Moisture content in lumber

What is moisture content of lumber?

The amount of moisture in wood is often expressed as a percentage of the weight of the wood when the oven-drying method is used. When a tree is still growing, the tree may have more moisture in it than ovendry wood fiber, resulting in moisture contents greater than 100%. As wood is cut and exposed to air, the moisture dries from the wood. In a sawmill, this process can be expedited by running the rough lumber through a kiln process, exposing it to elevated temperatures to aid the drying process. Southern Pine lumber can be gradestamped as KD19 when it has been dried in a kiln to a maximum moisture content of 19%. This generally means that the average moisture content of the lumber will be close to 15%, with some pieces somewhat drier and some pieces somewhat wetter.

Why dry lumber?

When mills dry their lumber, it reduces the weight of the product which reduces shipping costs. Drying lumber also tends to increase the strength and stiffness properties. As wood loses moisture content, it will also shrink in size. In fact, as wood dries below about 30% moisture content, it will lose about 1% in the radial and tangential directions for every 4% drop in moisture content. Wood shrinks very little in the longitudinal (lengthwise) direction as it dries. The picture below shows exaggerated images of how lumber shrinks relative to where it was cut from the log.

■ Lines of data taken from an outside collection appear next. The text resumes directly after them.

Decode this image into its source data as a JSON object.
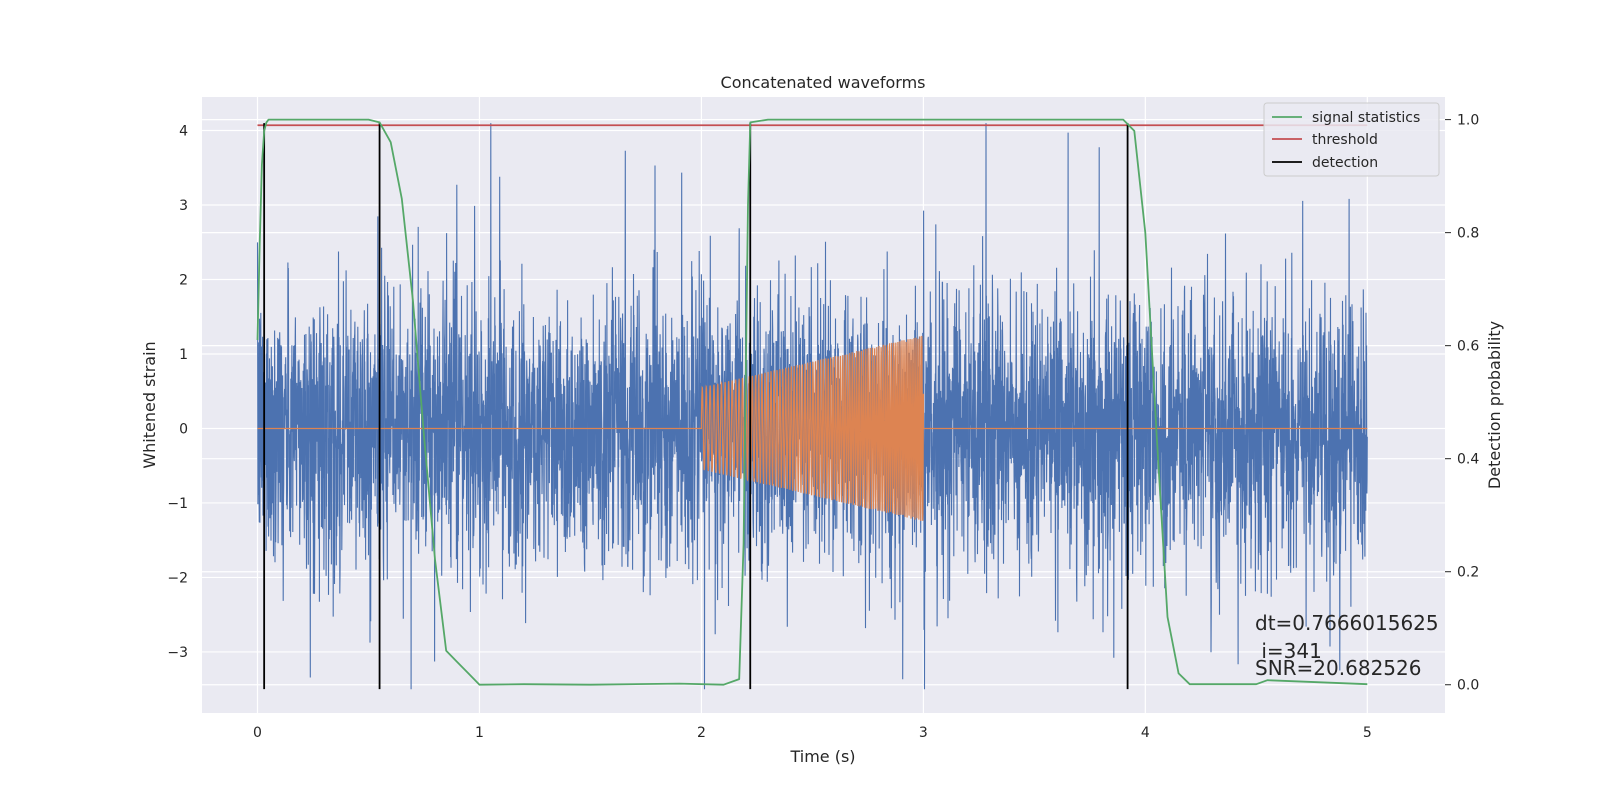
{
  "chart_data": {
    "type": "line",
    "title": "Concatenated waveforms",
    "xlabel": "Time (s)",
    "ylabel": "Whitened strain",
    "y2label": "Detection probability",
    "xlim": [
      -0.25,
      5.35
    ],
    "ylim": [
      -3.82,
      4.45
    ],
    "y2lim": [
      -0.05,
      1.04
    ],
    "x_ticks": [
      0,
      1,
      2,
      3,
      4,
      5
    ],
    "y_ticks": [
      -3,
      -2,
      -1,
      0,
      1,
      2,
      3,
      4
    ],
    "y2_ticks": [
      0.0,
      0.2,
      0.4,
      0.6,
      0.8,
      1.0
    ],
    "x_tick_labels": [
      "0",
      "1",
      "2",
      "3",
      "4",
      "5"
    ],
    "y_tick_labels": [
      "−3",
      "−2",
      "−1",
      "0",
      "1",
      "2",
      "3",
      "4"
    ],
    "y2_tick_labels": [
      "0.0",
      "0.2",
      "0.4",
      "0.6",
      "0.8",
      "1.0"
    ],
    "grid": true,
    "legend_position": "top-right",
    "colors": {
      "background": "#eaeaf2",
      "noise": "#4c72b0",
      "waveform": "#dd8452",
      "signal_statistics": "#55a868",
      "threshold": "#c44e52",
      "detection": "#000000"
    },
    "series": [
      {
        "name": "",
        "description": "whitened strain noise",
        "x_range": [
          0,
          5
        ],
        "amplitude_typical": 1.4,
        "amplitude_peak": 4.1
      },
      {
        "name": "",
        "description": "injected chirp waveform",
        "x_range": [
          2,
          3
        ],
        "envelope_start": 0.55,
        "envelope_end": 1.25
      },
      {
        "name": "signal statistics",
        "axis": "right",
        "x": [
          0.0,
          0.01,
          0.02,
          0.03,
          0.04,
          0.05,
          0.1,
          0.5,
          0.55,
          0.6,
          0.65,
          0.7,
          0.75,
          0.8,
          0.85,
          0.9,
          0.95,
          1.0,
          1.2,
          1.5,
          1.9,
          2.1,
          2.17,
          2.19,
          2.21,
          2.22,
          2.3,
          2.8,
          3.5,
          3.9,
          3.95,
          4.0,
          4.05,
          4.1,
          4.15,
          4.2,
          4.5,
          4.55,
          5.0
        ],
        "y": [
          0.61,
          0.78,
          0.92,
          0.98,
          0.995,
          1.0,
          1.0,
          1.0,
          0.995,
          0.96,
          0.86,
          0.68,
          0.44,
          0.22,
          0.06,
          0.04,
          0.02,
          0.0,
          0.001,
          0.0,
          0.002,
          0.0,
          0.01,
          0.25,
          0.85,
          0.995,
          1.0,
          1.0,
          1.0,
          1.0,
          0.98,
          0.8,
          0.45,
          0.12,
          0.02,
          0.001,
          0.001,
          0.008,
          0.001
        ]
      },
      {
        "name": "threshold",
        "axis": "right",
        "x": [
          0.0,
          5.0
        ],
        "y": [
          0.99,
          0.99
        ]
      },
      {
        "name": "detection",
        "axis": "left",
        "vlines": [
          0.03,
          0.55,
          2.22,
          3.92
        ],
        "y_range": [
          -3.5,
          4.1
        ]
      }
    ],
    "annotations": [
      "dt=0.7666015625",
      " i=341",
      "SNR=20.682526"
    ]
  }
}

When wood is used in a structure, it will equilibrate to the moisture content determined by the ambient relative humidity. In the United States, this can vary from about 6% MC in arid regions to about 11% MC in wetter coastal regions, with much of the country at about 8% MC. The closer a piece of lumber is to the moisture content it will equilibrate to in place means the less shrinkage will occur after it is installed. If the moisture content of wood exceeds about 23%, it may begin to mold. Keeping lumber mold-free is another good reason to dry lumber.